Trump Administration to Extend Chevron’s Venezuela Operations Deadline

The Trump administration plans to extend Chevron’s deadline to exit Venezuela by at least 30 days, a decision influenced by lobbying from Chevron. The extension comes as the U.S. seeks to pressure the Maduro regime while ensuring that certain conditions involving tax proceeds for migrant deportations are met.

The Trump administration is reportedly set to extend the deadline for Chevron Corp. to cease operations in Venezuela by a minimum of 30 days, responding to lobbying efforts from the Texas-based oil company. This extension will allow Chevron additional time to conclude its operations with the Venezuelan state-owned oil company, Petroleos de Venezuela SA, beyond the initial April 3 deadline; however, precise details on the length of the extension remain unclear.

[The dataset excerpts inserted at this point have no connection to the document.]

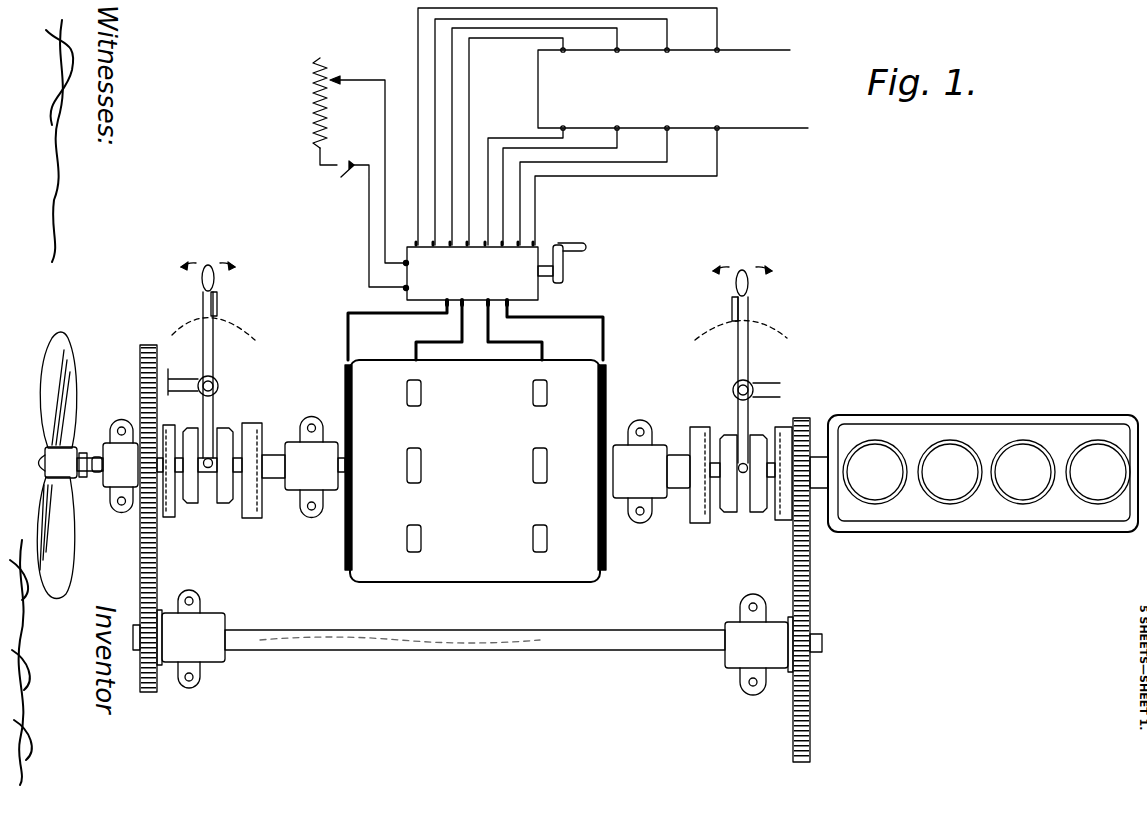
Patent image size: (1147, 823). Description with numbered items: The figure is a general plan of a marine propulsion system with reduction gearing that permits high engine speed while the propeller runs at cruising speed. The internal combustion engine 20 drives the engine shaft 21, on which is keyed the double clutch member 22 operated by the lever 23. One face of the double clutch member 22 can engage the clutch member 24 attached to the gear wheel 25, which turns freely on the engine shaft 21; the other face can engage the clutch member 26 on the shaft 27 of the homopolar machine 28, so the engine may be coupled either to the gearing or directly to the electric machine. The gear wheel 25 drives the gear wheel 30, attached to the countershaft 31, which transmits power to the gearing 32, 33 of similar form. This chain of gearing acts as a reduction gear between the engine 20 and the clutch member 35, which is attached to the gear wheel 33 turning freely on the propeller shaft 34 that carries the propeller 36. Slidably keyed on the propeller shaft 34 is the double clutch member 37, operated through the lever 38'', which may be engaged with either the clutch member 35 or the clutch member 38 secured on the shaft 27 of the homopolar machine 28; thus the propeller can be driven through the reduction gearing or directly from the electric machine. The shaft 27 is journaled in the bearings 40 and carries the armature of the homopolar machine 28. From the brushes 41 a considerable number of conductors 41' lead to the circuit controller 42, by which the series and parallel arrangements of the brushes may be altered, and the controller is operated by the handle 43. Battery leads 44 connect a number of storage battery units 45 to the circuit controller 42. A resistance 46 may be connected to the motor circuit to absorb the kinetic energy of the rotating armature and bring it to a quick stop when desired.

The internal combustion engine 20 is at (1018, 433).
The engine shaft 21 is at (718, 457).
The double clutch member 22 is at (752, 447).
The lever 23 is at (750, 286).
The clutch member 24 is at (785, 505).
The gear wheel 25 is at (810, 512).
The clutch member 26 is at (695, 505).
The shaft 27 is at (233, 447).
The homopolar machine 28 is at (475, 471).
The gear wheel 30 is at (810, 735).
The countershaft 31 is at (515, 650).
The gearing 32 is at (157, 590).
The gear wheel 33 is at (140, 558).
The propeller shaft 34 is at (86, 447).
The clutch member 35 is at (165, 508).
The propeller 36 is at (62, 345).
The double clutch member 37 is at (222, 440).
The clutch member 38 is at (281, 453).
The lever 38'' is at (213, 340).
The bearings 40 is at (310, 478).
The brushes 41 is at (478, 350).
The conductors 41' is at (499, 317).
The circuit controller 42 is at (520, 263).
The handle 43 is at (584, 247).
The battery leads 44 is at (452, 49).
The storage battery units 45 is at (740, 108).
The resistance 46 is at (318, 80).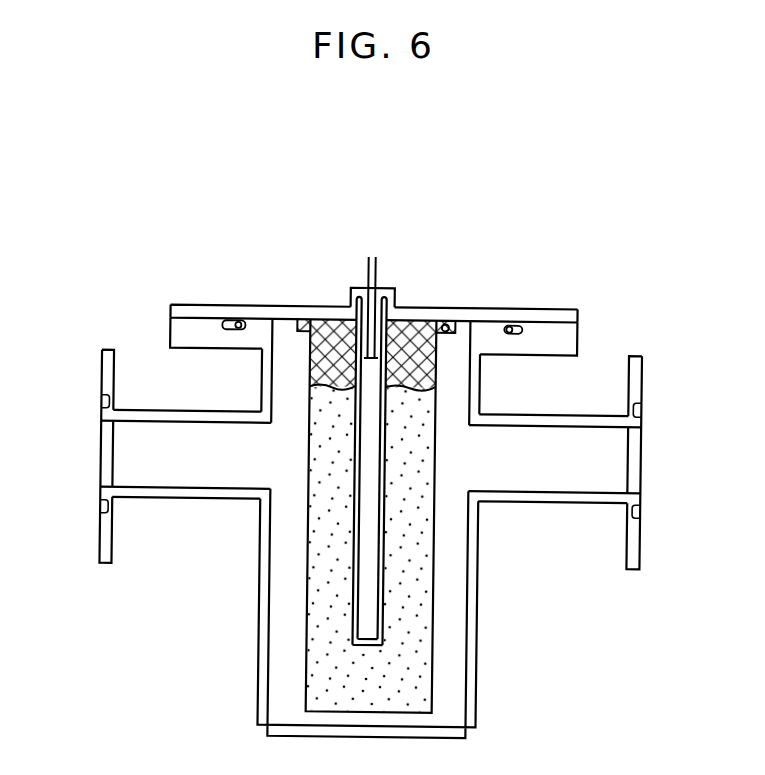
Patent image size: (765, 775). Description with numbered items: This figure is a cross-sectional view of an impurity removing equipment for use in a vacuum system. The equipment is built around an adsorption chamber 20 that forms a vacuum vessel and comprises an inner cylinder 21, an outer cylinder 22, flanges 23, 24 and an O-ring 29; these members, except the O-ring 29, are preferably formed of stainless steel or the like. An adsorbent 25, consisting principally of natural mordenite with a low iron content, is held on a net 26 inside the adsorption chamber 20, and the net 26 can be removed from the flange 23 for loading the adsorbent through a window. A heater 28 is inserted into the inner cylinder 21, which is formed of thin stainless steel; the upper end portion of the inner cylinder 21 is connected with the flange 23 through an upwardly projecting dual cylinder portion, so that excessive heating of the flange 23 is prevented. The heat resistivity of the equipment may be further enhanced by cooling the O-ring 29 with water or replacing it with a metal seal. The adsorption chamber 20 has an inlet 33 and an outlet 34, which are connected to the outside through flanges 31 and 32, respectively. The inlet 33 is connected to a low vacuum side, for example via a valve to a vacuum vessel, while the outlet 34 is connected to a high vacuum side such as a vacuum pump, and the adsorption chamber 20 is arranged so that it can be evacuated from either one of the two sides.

The adsorption chamber 20 is at (490, 724).
The inner cylinder 21 is at (396, 338).
The outer cylinder 22 is at (470, 603).
The flange 23 is at (562, 317).
The flange 24 is at (567, 343).
The adsorbent 25 is at (422, 497).
The net 26 is at (418, 350).
The heater 28 is at (374, 382).
The O-ring 29 is at (507, 327).
The flange 31 is at (632, 542).
The flange 32 is at (113, 548).
The inlet 33 is at (612, 466).
The outlet 34 is at (128, 459).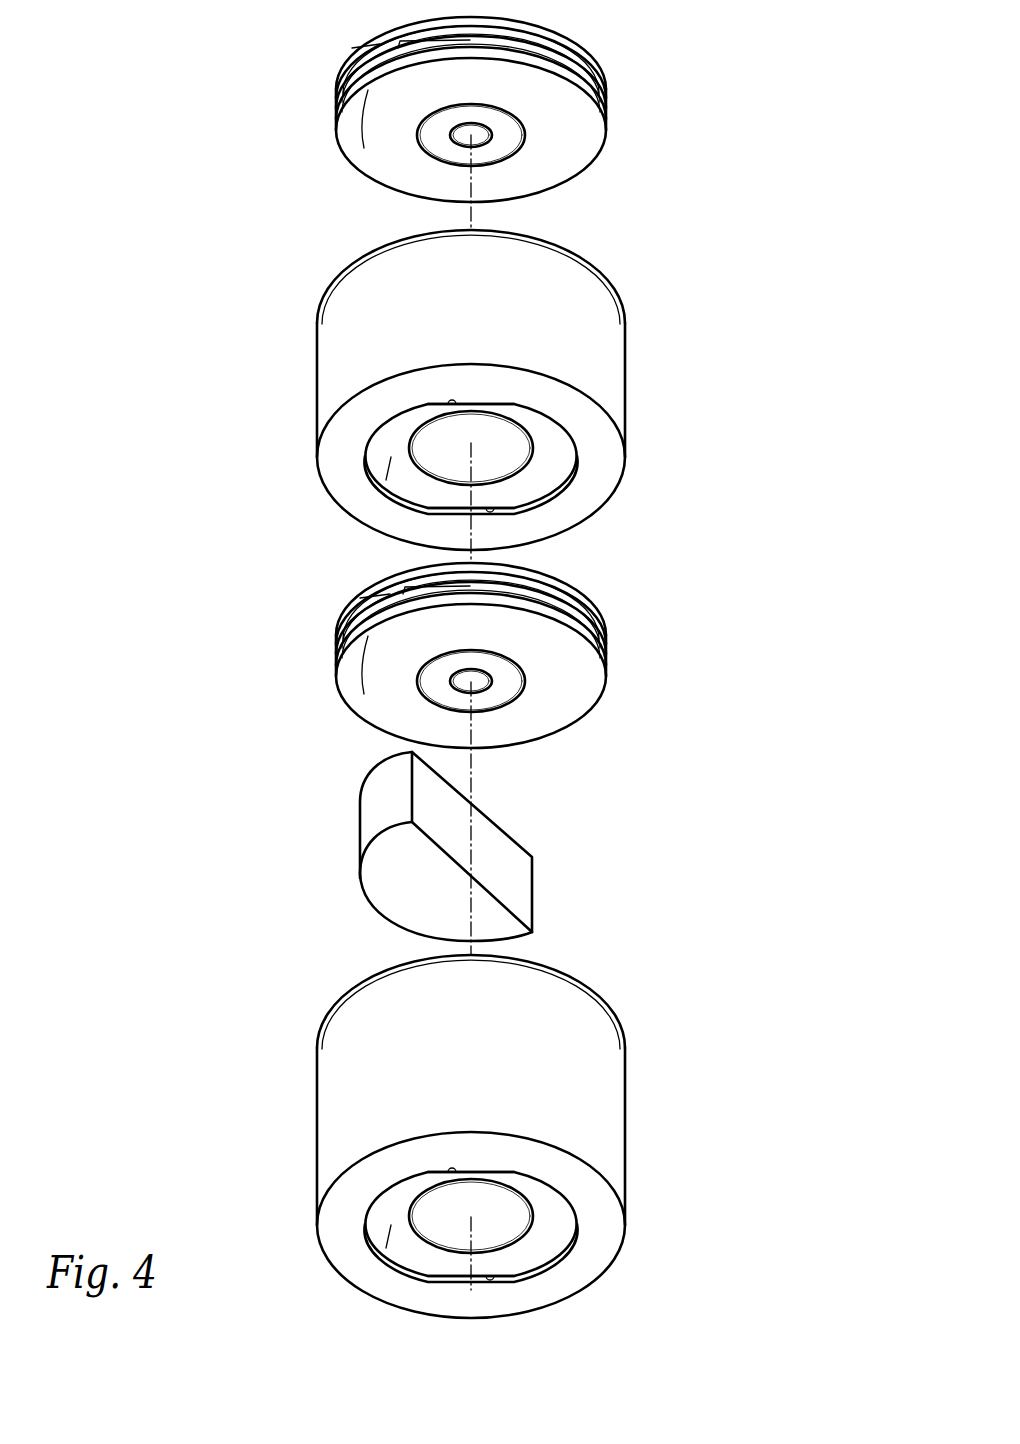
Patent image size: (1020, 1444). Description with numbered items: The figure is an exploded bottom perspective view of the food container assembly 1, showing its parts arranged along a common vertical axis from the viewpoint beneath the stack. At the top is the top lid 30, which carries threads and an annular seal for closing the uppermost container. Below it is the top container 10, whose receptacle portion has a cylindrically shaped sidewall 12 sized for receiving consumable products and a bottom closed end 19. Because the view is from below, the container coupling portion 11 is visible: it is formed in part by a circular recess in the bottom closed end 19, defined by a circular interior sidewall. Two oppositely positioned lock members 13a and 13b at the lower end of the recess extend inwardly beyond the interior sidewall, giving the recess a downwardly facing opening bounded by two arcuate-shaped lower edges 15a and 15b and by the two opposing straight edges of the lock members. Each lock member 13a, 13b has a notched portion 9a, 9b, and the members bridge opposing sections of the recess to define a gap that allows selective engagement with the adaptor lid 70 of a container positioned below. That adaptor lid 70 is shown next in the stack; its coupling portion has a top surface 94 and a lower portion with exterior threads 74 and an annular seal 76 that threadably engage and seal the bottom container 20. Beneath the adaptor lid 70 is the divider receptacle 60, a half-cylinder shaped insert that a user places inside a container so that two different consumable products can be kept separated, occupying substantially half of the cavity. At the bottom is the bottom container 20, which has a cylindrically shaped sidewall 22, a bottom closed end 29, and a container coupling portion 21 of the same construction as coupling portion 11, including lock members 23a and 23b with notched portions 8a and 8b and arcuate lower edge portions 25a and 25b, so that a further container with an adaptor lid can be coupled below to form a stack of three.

The food container assembly 1 is at (150, 100).
The top container 10 is at (513, 403).
The container coupling portion 11 is at (350, 508).
The cylindrically shaped sidewall 12 is at (335, 372).
The lock member 13a is at (500, 404).
The lock member 13b is at (490, 509).
The arcuate-shaped lower edge 15a is at (385, 460).
The arcuate-shaped lower edge 15b is at (573, 462).
The bottom closed end 19 is at (345, 440).
The notched portion 9a is at (452, 403).
The notched portion 9b is at (492, 513).
The bottom container 20 is at (503, 1136).
The container coupling portion 21 is at (350, 1276).
The cylindrically shaped sidewall 22 is at (335, 1118).
The lock member 23a is at (503, 1172).
The lock member 23b is at (490, 1277).
The arcuate lower edge portion 25a is at (385, 1228).
The arcuate lower edge portion 25b is at (572, 1230).
The bottom closed end 29 is at (345, 1208).
The notched portion 8a is at (452, 1171).
The notched portion 8b is at (492, 1280).
The top lid 30 is at (656, 117).
The divider receptacle 60 is at (589, 867).
The adaptor lid 70 is at (664, 680).
The exterior threads 74 is at (549, 44).
The annular seal 76 is at (362, 131).
The top surface 94 is at (355, 48).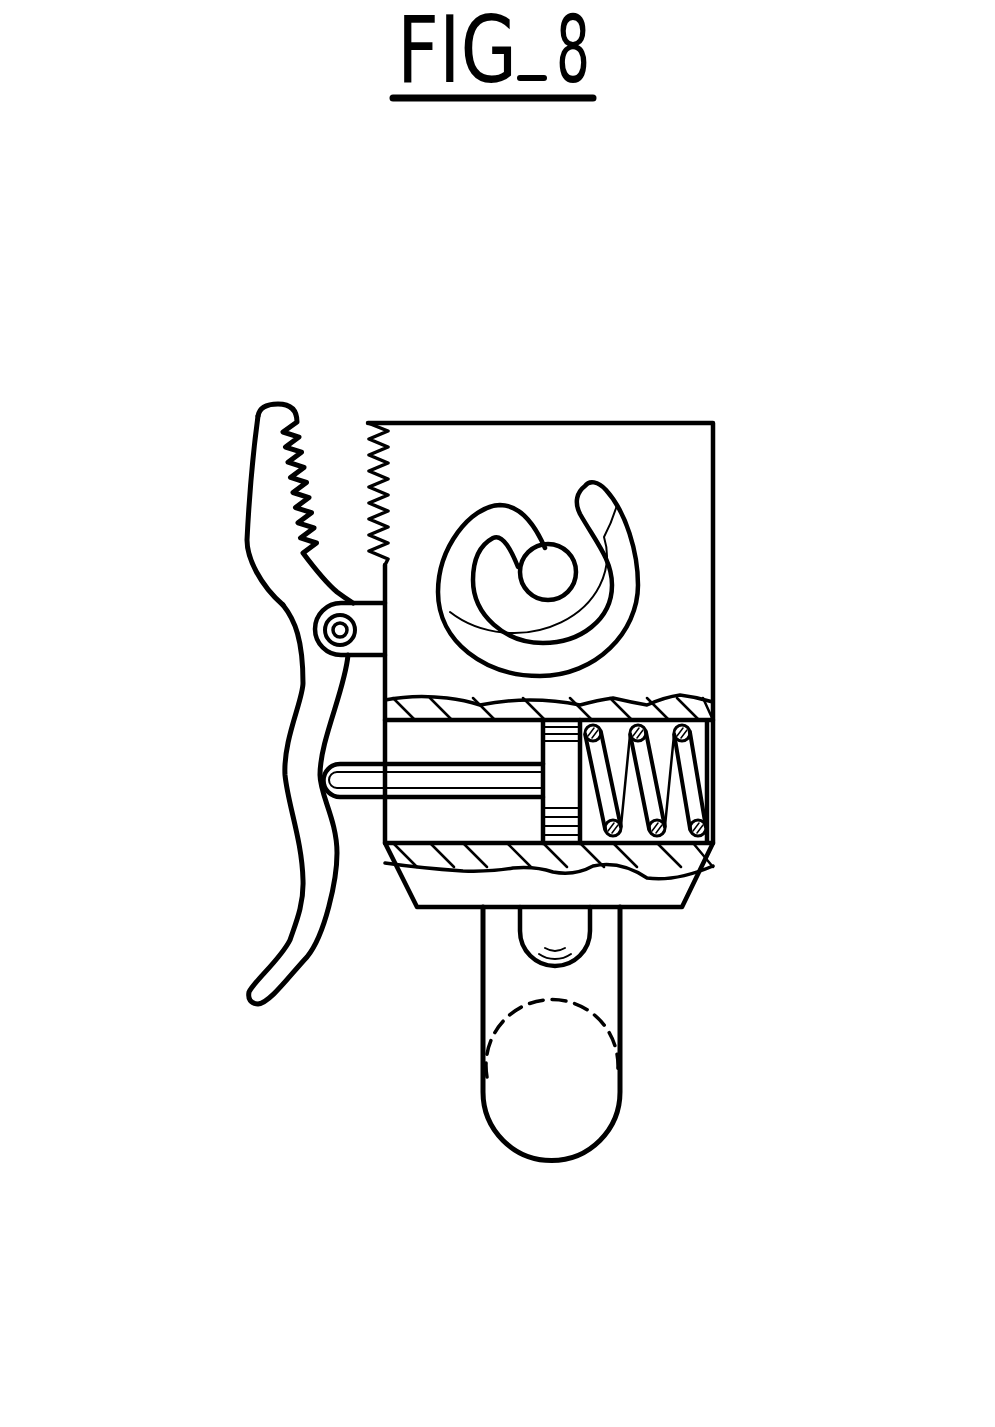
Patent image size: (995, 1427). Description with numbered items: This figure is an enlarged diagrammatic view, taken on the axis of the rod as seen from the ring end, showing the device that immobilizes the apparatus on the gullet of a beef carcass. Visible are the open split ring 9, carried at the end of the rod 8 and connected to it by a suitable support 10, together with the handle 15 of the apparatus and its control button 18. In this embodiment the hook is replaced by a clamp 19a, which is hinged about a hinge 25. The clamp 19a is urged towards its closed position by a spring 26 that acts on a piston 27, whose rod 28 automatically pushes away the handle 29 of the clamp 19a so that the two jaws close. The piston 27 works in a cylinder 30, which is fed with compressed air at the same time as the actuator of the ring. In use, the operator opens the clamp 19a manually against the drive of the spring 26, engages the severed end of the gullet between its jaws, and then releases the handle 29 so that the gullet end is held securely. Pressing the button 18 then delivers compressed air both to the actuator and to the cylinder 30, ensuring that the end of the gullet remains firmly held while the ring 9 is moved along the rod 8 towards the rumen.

The rod 8 is at (553, 562).
The split ring 9 is at (622, 580).
The support 10 is at (481, 518).
The handle 15 is at (587, 1098).
The control button 18 is at (570, 930).
The clamp 19a is at (277, 500).
The hinge 25 is at (330, 650).
The spring 26 is at (687, 768).
The piston 27 is at (562, 783).
The rod 28 is at (448, 785).
The handle 29 is at (300, 920).
The cylinder 30 is at (503, 817).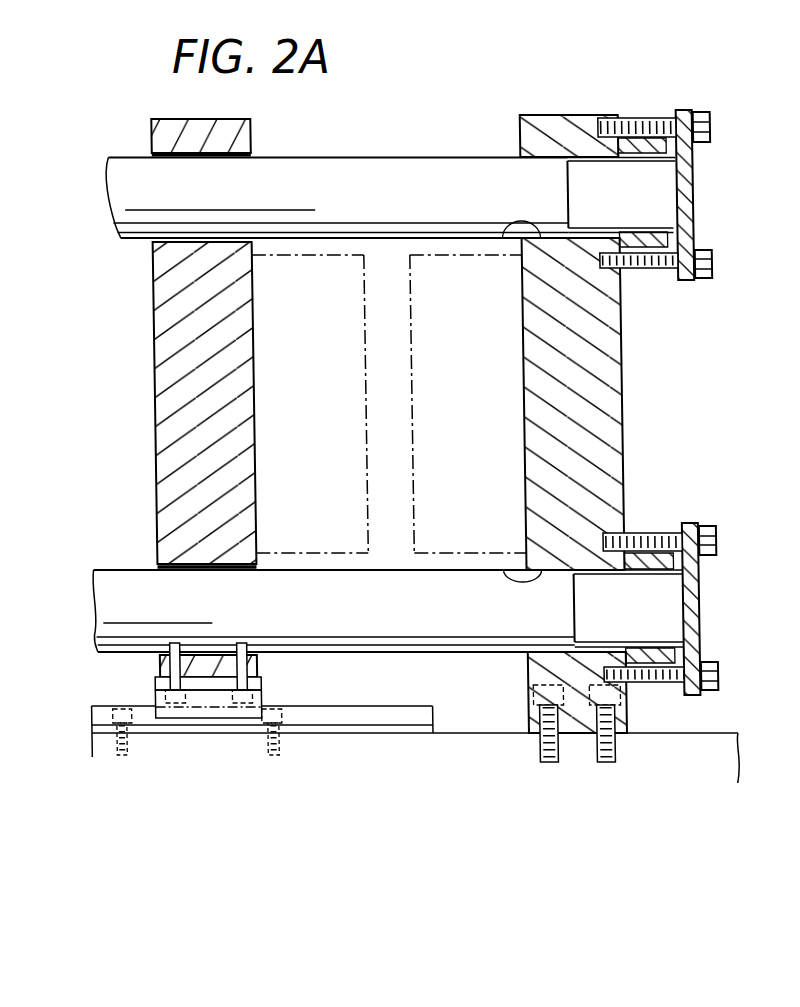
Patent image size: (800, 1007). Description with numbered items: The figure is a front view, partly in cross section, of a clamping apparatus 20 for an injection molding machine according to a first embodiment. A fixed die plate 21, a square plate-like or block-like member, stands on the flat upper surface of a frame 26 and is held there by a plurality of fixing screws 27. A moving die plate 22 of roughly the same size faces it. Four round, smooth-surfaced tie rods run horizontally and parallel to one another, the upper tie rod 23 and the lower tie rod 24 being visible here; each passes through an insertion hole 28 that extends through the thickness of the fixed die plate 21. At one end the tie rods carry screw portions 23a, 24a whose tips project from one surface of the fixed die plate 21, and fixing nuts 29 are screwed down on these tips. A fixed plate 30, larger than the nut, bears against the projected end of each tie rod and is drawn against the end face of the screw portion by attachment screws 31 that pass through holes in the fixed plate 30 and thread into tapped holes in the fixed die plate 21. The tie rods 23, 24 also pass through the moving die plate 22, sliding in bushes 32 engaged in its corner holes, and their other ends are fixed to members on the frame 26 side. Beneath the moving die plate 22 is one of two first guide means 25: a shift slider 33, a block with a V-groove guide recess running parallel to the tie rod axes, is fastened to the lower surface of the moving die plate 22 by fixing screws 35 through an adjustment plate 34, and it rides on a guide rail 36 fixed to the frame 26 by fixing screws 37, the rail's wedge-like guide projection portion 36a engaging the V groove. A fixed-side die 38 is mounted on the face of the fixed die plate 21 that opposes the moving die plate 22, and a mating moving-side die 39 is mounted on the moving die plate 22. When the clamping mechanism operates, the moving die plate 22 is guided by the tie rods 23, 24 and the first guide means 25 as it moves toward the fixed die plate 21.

The clamping apparatus 20 is at (423, 132).
The fixed die plate 21 is at (604, 400).
The moving die plate 22 is at (231, 395).
The tie rod 23 is at (312, 170).
The screw portion 23a is at (579, 180).
The tie rod 24 is at (312, 588).
The screw portion 24a is at (651, 612).
The first guide means 25 is at (181, 750).
The frame 26 is at (706, 727).
The fixing screw 27 is at (543, 763).
The insertion hole 28 is at (507, 242).
The fixing nut 29 is at (638, 122).
The fixed plate 30 is at (682, 165).
The attachment screw 31 is at (698, 122).
The bush 32 is at (166, 143).
The shift slider 33 is at (209, 713).
The adjustment plate 34 is at (147, 681).
The fixing screw 35 is at (243, 695).
The guide rail 36 is at (379, 735).
The guide projection portion 36a is at (388, 712).
The fixing screw 37 is at (104, 752).
The fixed-side die 38 is at (403, 317).
The moving-side die 39 is at (360, 512).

During a recent meeting at the White House involving Chevron CEO Mike Wirth and President Donald Trump, the possibility of an extension was discussed. Sources indicated that Trump was amenable to the idea. Nevertheless, a White House official did not comment on specifics regarding the president’s private discussions and confirmed that no official announcement concerning Chevron has been made.

Chevron’s spokesperson, Bill Turenne, affirmed that the company maintains regular communications with government officials in Washington, seeking to engage constructively regarding its global operations. Turenne emphasized, “Chevron conducts its business globally in compliance with all laws and regulations, including any sanctions frameworks provided for by the U.S. government.”

The deadline imposed by the Trump administration aims to compel President Nicolas Maduro’s regime to implement democratic reforms and increase acceptance of migrants from the United States. An essential condition of the extension stipulates that any taxes and royalties accrued must be redirected to fund migrant deportations rather than to the Maduro government.

Following the pressure exerted by the U.S., the Maduro government had temporarily ceased accepting U.S. deportation flights as a reprisal against Chevron’s deadline. These flights resumed on March 14, as reported by Jorge Rodríguez, Maduro’s primary negotiator. Chevron’s operations are crucial to Venezuela, accounting for approximately one-fifth of the nation’s crude production and a significant portion of its hard currency.

In summary, the Trump administration is likely to extend Chevron’s deadline to terminate its Venezuelan operations by at least 30 days, motivated by lobbying efforts from the company. This extension allows Chevron to conclude its business dealings under certain conditions, reflecting the administration’s strategy to pressure the Maduro regime towards democratic reform. The situation remains dynamic, warranting close attention to further developments.

Original Source: www.worldoil.com

About Maya Chowdhury

Maya Chowdhury is an established journalist and author renowned for her feature stories that highlight human interest topics. A graduate of New York University, she has worked with numerous publications, from lifestyle magazines to serious news organizations. Maya's empathetic approach to journalism has allowed her to connect deeply with her subjects, portraying their experiences with authenticity and depth, which resonates with a wide audience.